Los van elkaar zouden de kaften zomaar een kleur zijn, of zou het je juist op kunnen vallen dat de kleur bijzonder is, een tussenin-kleur, de ene kleur noch de andere. Ook zullen een aantal boeken uit de collectie steeds een ander kleurenpalet vormen. Dat palet ontstaat ondermeer door de voorkeur van iemand voor bepaalde boeken uit de serie. Het heeft ook iets kinderachtigs of oppervlakkigs om boeken op kleur in te delen, op ‘vorm’, niet op ‘inhoud’. Ik denk dat gezien de inhoudelijke zwaarte van de boeken juist de nuance van de verzameling als complete verzameling ?het hele scala wat je ermee te zien en te lezen krijgt? wordt benadrukt.

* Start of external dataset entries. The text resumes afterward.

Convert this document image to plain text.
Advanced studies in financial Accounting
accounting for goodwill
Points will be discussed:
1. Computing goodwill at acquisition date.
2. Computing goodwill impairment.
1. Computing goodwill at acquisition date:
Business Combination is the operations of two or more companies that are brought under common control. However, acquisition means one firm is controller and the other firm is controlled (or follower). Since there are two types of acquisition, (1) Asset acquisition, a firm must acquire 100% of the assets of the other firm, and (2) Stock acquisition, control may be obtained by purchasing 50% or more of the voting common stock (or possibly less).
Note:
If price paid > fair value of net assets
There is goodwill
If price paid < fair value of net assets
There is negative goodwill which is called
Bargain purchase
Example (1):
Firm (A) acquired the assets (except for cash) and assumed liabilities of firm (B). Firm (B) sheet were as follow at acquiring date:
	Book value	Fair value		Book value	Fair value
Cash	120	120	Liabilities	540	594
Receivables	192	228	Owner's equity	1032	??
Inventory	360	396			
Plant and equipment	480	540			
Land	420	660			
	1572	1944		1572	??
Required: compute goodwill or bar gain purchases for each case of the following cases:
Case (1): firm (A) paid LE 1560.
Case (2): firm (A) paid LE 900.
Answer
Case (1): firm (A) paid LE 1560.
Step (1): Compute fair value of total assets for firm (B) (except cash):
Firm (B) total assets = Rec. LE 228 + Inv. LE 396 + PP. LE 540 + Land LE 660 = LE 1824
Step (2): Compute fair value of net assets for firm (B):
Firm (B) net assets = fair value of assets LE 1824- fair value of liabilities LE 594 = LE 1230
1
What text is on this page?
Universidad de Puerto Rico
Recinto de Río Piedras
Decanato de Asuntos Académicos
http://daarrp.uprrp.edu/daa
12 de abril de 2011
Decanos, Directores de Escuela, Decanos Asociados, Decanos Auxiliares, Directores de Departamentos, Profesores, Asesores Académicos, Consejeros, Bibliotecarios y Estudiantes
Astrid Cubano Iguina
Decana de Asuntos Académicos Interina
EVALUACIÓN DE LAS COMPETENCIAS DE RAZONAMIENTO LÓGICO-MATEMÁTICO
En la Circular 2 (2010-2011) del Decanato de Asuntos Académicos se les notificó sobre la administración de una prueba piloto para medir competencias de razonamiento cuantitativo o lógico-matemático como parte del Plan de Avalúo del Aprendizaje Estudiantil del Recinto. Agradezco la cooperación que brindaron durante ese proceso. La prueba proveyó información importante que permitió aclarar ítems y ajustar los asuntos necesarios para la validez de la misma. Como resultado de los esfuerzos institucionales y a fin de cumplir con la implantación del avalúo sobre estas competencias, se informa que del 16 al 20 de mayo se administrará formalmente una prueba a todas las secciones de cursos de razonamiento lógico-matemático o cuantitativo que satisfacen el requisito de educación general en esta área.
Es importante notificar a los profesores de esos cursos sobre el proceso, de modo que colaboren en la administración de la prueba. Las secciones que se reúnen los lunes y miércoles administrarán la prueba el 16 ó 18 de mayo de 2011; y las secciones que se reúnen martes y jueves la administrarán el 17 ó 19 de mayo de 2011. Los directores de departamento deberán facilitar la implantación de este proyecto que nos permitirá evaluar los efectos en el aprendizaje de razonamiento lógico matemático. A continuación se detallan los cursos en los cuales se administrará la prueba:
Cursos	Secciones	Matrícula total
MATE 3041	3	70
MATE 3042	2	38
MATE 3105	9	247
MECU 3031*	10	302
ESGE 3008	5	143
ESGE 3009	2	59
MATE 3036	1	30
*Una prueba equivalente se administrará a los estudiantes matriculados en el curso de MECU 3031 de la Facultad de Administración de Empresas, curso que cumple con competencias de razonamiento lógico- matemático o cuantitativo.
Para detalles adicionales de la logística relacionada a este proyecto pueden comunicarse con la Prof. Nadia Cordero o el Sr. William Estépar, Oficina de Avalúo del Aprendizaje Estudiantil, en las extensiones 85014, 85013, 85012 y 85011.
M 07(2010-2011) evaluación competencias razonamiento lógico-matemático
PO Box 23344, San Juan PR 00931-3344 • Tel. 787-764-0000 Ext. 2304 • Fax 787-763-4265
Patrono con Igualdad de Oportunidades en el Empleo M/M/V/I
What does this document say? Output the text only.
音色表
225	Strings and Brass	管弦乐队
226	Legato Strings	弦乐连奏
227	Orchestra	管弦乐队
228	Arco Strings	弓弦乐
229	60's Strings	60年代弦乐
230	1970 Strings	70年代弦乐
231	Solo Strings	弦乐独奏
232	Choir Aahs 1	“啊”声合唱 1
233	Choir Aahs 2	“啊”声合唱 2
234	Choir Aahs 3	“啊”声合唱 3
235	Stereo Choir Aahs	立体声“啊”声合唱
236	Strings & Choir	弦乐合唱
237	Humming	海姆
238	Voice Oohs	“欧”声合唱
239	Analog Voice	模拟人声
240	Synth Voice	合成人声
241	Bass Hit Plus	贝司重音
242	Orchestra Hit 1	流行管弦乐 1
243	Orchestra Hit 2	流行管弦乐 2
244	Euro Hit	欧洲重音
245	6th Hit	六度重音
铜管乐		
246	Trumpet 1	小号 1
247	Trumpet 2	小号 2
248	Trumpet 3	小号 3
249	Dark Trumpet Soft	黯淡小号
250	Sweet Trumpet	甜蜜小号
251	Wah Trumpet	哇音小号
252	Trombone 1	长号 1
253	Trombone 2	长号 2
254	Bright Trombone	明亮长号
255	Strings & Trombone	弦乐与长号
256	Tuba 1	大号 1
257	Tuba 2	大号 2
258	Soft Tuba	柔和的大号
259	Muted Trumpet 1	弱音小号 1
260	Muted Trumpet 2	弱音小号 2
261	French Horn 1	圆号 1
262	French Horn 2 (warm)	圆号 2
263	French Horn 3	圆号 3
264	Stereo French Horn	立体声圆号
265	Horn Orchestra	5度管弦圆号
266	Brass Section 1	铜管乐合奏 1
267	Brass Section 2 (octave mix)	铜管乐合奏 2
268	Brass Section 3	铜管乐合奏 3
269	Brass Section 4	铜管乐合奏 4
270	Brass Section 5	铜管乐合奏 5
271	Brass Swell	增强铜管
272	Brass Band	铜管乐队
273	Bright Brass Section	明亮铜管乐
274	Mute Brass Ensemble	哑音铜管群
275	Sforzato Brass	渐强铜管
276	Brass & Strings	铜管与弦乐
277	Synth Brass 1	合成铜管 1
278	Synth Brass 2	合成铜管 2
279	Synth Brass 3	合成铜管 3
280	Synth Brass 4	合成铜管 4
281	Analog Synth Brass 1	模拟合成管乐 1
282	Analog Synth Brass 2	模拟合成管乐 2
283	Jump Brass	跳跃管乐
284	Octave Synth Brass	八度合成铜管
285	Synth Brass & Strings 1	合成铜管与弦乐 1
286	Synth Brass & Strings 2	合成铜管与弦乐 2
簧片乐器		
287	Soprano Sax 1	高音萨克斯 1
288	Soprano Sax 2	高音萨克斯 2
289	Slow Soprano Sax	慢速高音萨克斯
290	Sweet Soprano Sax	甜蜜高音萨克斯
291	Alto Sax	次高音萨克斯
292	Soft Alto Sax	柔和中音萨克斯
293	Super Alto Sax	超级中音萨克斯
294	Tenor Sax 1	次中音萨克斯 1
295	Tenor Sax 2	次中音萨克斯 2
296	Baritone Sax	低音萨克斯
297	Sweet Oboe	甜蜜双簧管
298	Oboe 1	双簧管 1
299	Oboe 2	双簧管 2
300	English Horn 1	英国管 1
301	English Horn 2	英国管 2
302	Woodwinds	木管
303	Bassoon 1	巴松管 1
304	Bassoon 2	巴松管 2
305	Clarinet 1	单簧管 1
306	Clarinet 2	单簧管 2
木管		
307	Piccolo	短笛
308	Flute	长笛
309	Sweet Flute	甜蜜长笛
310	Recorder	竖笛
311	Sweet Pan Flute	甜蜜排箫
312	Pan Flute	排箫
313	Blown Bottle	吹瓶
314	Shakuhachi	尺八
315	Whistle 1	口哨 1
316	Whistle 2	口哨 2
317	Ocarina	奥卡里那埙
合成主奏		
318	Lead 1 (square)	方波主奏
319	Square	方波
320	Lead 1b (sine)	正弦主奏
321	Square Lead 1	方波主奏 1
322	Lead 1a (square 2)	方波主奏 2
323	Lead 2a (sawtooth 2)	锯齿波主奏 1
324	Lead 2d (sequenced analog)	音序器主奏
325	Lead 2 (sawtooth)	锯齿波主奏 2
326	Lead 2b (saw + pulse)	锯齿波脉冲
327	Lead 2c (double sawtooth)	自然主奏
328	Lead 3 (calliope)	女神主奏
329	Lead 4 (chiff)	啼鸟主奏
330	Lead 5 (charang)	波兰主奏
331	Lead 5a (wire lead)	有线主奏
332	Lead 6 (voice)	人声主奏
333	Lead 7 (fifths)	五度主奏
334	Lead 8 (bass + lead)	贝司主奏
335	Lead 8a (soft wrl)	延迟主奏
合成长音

Wat de tentoonstelling me ondermeer duidelijk maakte is dat er bepaalde dingen bestaan die aantrekkelijk zijn en blijven, en dat het misschien die dingen zijn die grafisch kunnen worden genoemd als je er mee breekt of speelt. Sommige grafische clichés kregen in de tentoonstelling voor mij als het ware hun oprechte bron of context terug. De regenboogcollectie had een dergelijk cliché kunnen worden, maar misschien is het daar te aantrekkelijk en te uniek voor gebleven. Na wat onderzoek op internet kwam ik erachter dat op een paar andere regenboogboekuitgaven en een op kleur geordende boekenwinkel in New York na, vooral juist andere dingen op kleur gesorteerd worden. Vele collecties bestaan uit objecten uitgegeven in alle kleuren (vooral objecten waar je er meer van nodig hebt of kan hebben, zoals glazen, pennen, sokken, groente en fruit etc.) Rangschikking op kleur wordt veel gebruikt om wellicht functionele redenen. Maar ik vind het idee of vermoeden dat een regenboog collectie ook als een poging kan worden beschouwd om compleet te zijn interessanter. Dat idee laat zich ook illustreren door het werk Wonderkamer (2004) van Arnaud van den Heuvel. Vooral de ondertitel maakt de poging om een alomvattend overzicht te geven expliciet.

 

 

“An installation with all the images of the World in a room, sorted by color”.

concept
Visitors of the Wonderkamer (Miracle Room) enter an image-flow: a collection of thousands of images taken from their original context on the internet and arranged in a coloring scale from black to white.”